Mitglied inaktiv
Sehr geehrter Herr Dr. Posth, unsere Tochter (fast 3 Jahre) muss jetzt leider in den Kiga. Bisher nach ihrem Buch „erzogen“. Leider gibt es keinen Kiga hier, der bereit ist die sanfte Ablösung zu versuchen. Die erste Woche ist bereits um (ohne Trennungsversuch, weil wir uns nicht haben wegschicken lassen). Eine weitere Woche dabei zu sein wird uns nicht zugestanden. Haben versucht die Erzieherinnen zu uns einzuladen, auch das wurde abgelehnt. Was können wir tun, damit unsere Tochter die auf sie zukommende Trennung mgl. ohne Schaden übersteht? Sie hat zurzeit viel Spaß im Kiga, will aber definitiv nicht alleine da bleiben.
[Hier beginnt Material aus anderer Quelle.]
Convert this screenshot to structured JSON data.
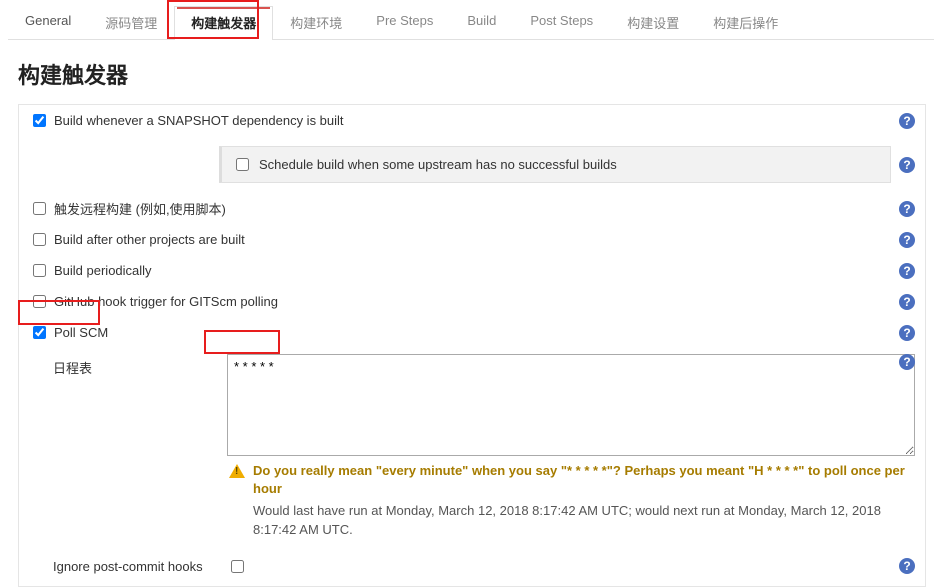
{
  "tabs": {
    "t0": "General",
    "t1": "源码管理",
    "t2": "构建触发器",
    "t3": "构建环境",
    "t4": "Pre Steps",
    "t5": "Build",
    "t6": "Post Steps",
    "t7": "构建设置",
    "t8": "构建后操作"
  },
  "section_title": "构建触发器",
  "rows": {
    "snapshot": "Build whenever a SNAPSHOT dependency is built",
    "upstream": "Schedule build when some upstream has no successful builds",
    "remote": "触发远程构建 (例如,使用脚本)",
    "after": "Build after other projects are built",
    "periodic": "Build periodically",
    "github": "GitHub hook trigger for GITScm polling",
    "poll": "Poll SCM",
    "schedule_label": "日程表",
    "schedule_value": "* * * * *",
    "ignore_label": "Ignore post-commit hooks"
  },
  "warning": {
    "head": "Do you really mean \"every minute\" when you say \"* * * * *\"? Perhaps you meant \"H * * * *\" to poll once per hour",
    "body": "Would last have run at Monday, March 12, 2018 8:17:42 AM UTC; would next run at Monday, March 12, 2018 8:17:42 AM UTC."
  }
}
Ich muss nur drei Tage in der Woche arbeiten, hilft es wenn ich sie an den anderen beiden Tagen (Di, Mi. ) zu Hause lasse? Muss das laut Kiga, aber bereits zu Hause entscheiden, weil sie nicht wollen, dass man ein weinendes Kind wieder mit nach Hause nimmt. Danke für Ihr tolles Buch und Ihre hervorragende Arbeit hier!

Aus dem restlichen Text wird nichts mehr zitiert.